The Soho House in Portland occupies a former artists’ cooperative. A New York Times article notes that the artists who once worked from the space are not the membership base the club is courting. Instead, the new Soho House seems to be banking on professionals in creative-adjacent industries, such as chefs, tech workers, business owners, and as Jackson-Glidden noted, Nike employees. “We’re trying to reach a crowd that’s creative in their souls and like-minded,” Andrew Carnie, Soho House’s chief executive, said.

More clubs will likely come with more restaurants. Soho House has grown the Cecconi’s brand.
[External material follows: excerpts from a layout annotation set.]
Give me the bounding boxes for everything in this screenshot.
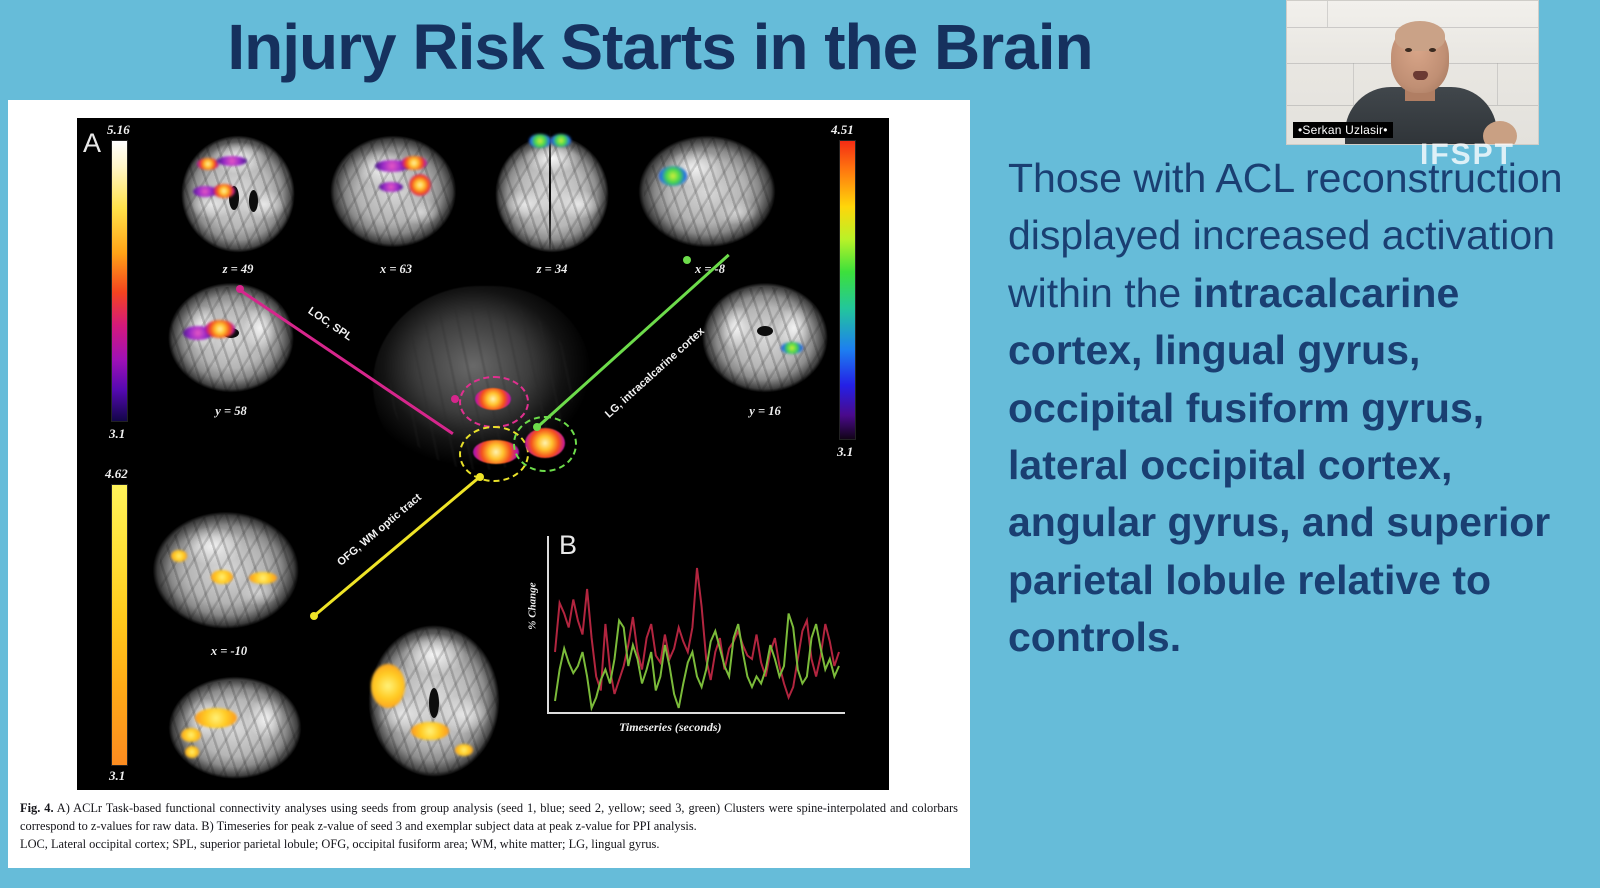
- rainbow-colorbar-max-label: 4.51: [831, 122, 854, 138]
- midline: [549, 130, 551, 250]
- brick-line: [1327, 1, 1328, 27]
- rainbow-colorbar: [839, 140, 856, 440]
- slice-label-y16: y = 16: [693, 404, 837, 419]
- speaker-hair: [1395, 21, 1445, 51]
- caption-main: Fig. 4. A) ACLr Task-based functional co…: [20, 800, 958, 836]
- brain-slice-axial-zm6: [359, 618, 509, 784]
- activation-blob: [455, 744, 473, 756]
- caption-abbreviations: LOC, Lateral occipital cortex; SPL, supe…: [20, 836, 958, 854]
- panel-b-timeseries-chart: B % Change Timeseries (seconds): [529, 530, 849, 740]
- ventricle: [249, 190, 258, 212]
- hot-colorbar-max-label: 5.16: [107, 122, 130, 138]
- brain-slice-coronal-y48: [159, 674, 311, 786]
- cluster-ring-pink: [459, 376, 529, 428]
- presentation-slide: Injury Risk Starts in the Brain •Serkan …: [0, 0, 1600, 888]
- ventricle: [757, 326, 773, 336]
- body-text-regions: intracalcarine cortex, lingual gyrus, oc…: [1008, 270, 1550, 660]
- yellow-colorbar-min-label: 3.1: [109, 768, 125, 784]
- cluster-ring-green: [513, 416, 577, 472]
- activation-blob: [211, 570, 233, 584]
- brain-sulci: [644, 138, 776, 251]
- figure-card: A 5.16 3.1 4.62 3.1 4.51 3.1: [8, 100, 970, 868]
- slice-label-z49: z = 49: [173, 262, 303, 277]
- brain-slice-axial-z34: [487, 130, 617, 258]
- yellow-colorbar-max-label: 4.62: [105, 466, 128, 482]
- brain-slice-sagittal-x63: [327, 130, 465, 258]
- slice-label-zm6: z = -6: [359, 788, 509, 790]
- activation-blob: [411, 722, 449, 740]
- speaker-mouth: [1413, 71, 1428, 80]
- chart-y-axis-label: % Change: [527, 582, 539, 629]
- chart-plot-area: [547, 530, 847, 716]
- activation-blob: [205, 320, 235, 338]
- activation-blob: [213, 184, 235, 198]
- caption-text: A) ACLr Task-based functional connectivi…: [20, 801, 958, 833]
- speaker-eye-right: [1429, 48, 1436, 52]
- connector-anchor-ofg: [476, 473, 484, 481]
- activation-blob: [217, 156, 247, 166]
- activation-blob: [401, 156, 427, 170]
- yellow-colorbar: [111, 484, 128, 766]
- speaker-eye-left: [1405, 48, 1412, 52]
- panel-a-letter: A: [83, 128, 101, 159]
- slice-label-xm10: x = -10: [149, 644, 309, 659]
- webcam-overlay[interactable]: •Serkan Uzlasir•: [1286, 0, 1539, 145]
- activation-blob: [181, 728, 201, 742]
- figure-caption: Fig. 4. A) ACLr Task-based functional co…: [20, 800, 958, 854]
- brain-slice-sagittal-xm10: [149, 506, 309, 640]
- brain-sulci: [702, 287, 829, 393]
- activation-blob: [249, 572, 277, 584]
- activation-blob: [379, 182, 403, 192]
- ventricle: [429, 688, 439, 718]
- brain-slice-sagittal-xm8: [635, 130, 785, 258]
- brain-slice-coronal-y58: [159, 280, 303, 400]
- brain-figure-panel: A 5.16 3.1 4.62 3.1 4.51 3.1: [77, 118, 889, 790]
- activation-blob: [551, 134, 571, 147]
- activation-blob: [197, 158, 219, 170]
- connector-endpoint-lg: [683, 256, 691, 264]
- connector-label-lg: LG, intracalcarine cortex: [603, 325, 707, 420]
- caption-fig-number: Fig. 4.: [20, 801, 54, 815]
- brick-line: [1353, 63, 1354, 105]
- connector-label-ofg: OFG, WM optic tract: [335, 491, 424, 568]
- activation-blob: [185, 746, 199, 758]
- activation-blob: [529, 134, 551, 148]
- slice-label-z34: z = 34: [487, 262, 617, 277]
- brain-sulci: [168, 287, 295, 393]
- activation-blob: [659, 166, 687, 186]
- activation-blob: [195, 708, 237, 728]
- hot-colorbar: [111, 140, 128, 422]
- brain-slice-coronal-y16: [693, 280, 837, 400]
- series-line-exemplar: [555, 614, 839, 709]
- connector-line-ofg: [313, 476, 480, 617]
- activation-blob: [371, 664, 405, 708]
- slice-label-x63: x = 63: [327, 262, 465, 277]
- brain-sulci: [495, 138, 609, 251]
- page-title: Injury Risk Starts in the Brain: [0, 14, 1320, 81]
- slice-label-y58: y = 58: [159, 404, 303, 419]
- activation-blob: [409, 174, 431, 196]
- activation-blob: [171, 550, 187, 562]
- connector-anchor-lg: [533, 423, 541, 431]
- brick-line: [1497, 63, 1498, 105]
- connector-endpoint-ofg: [310, 612, 318, 620]
- speaker-name-label: •Serkan Uzlasir•: [1293, 122, 1393, 138]
- rainbow-colorbar-min-label: 3.1: [837, 444, 853, 460]
- connector-anchor-loc-spl: [451, 395, 459, 403]
- slide-body-text: Those with ACL reconstruction displayed …: [1008, 150, 1564, 667]
- hot-colorbar-min-label: 3.1: [109, 426, 125, 442]
- brain-slice-axial-z49: [173, 130, 303, 258]
- activation-blob: [781, 342, 803, 354]
- brain-sulci: [335, 138, 456, 251]
- connector-endpoint-loc-spl: [236, 285, 244, 293]
- chart-x-axis-label: Timeseries (seconds): [619, 720, 722, 735]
And because Jones loves food (and likely also because the food and alcohol sold at restaurants and in clubs generate revenue), Soho House is also focusing on improving the dining options for members. They have an in-house training program for restaurant staff called Cookhouse and a bar recruitment and training program, House Tonic.

The new Portland Soho house includes a restaurant with a menu from chef Matt Sigler, of the now-closed Portland restaurant Renata. According to Eater Portland, menu items include Pacific Northwestern oysters with pink peppercorn mignonette, salads made with celery root chips or puffed chickpeas, and house-made pastas. There’s also a wood-fired for grilling meat and vegetables — all locally sourced, of course.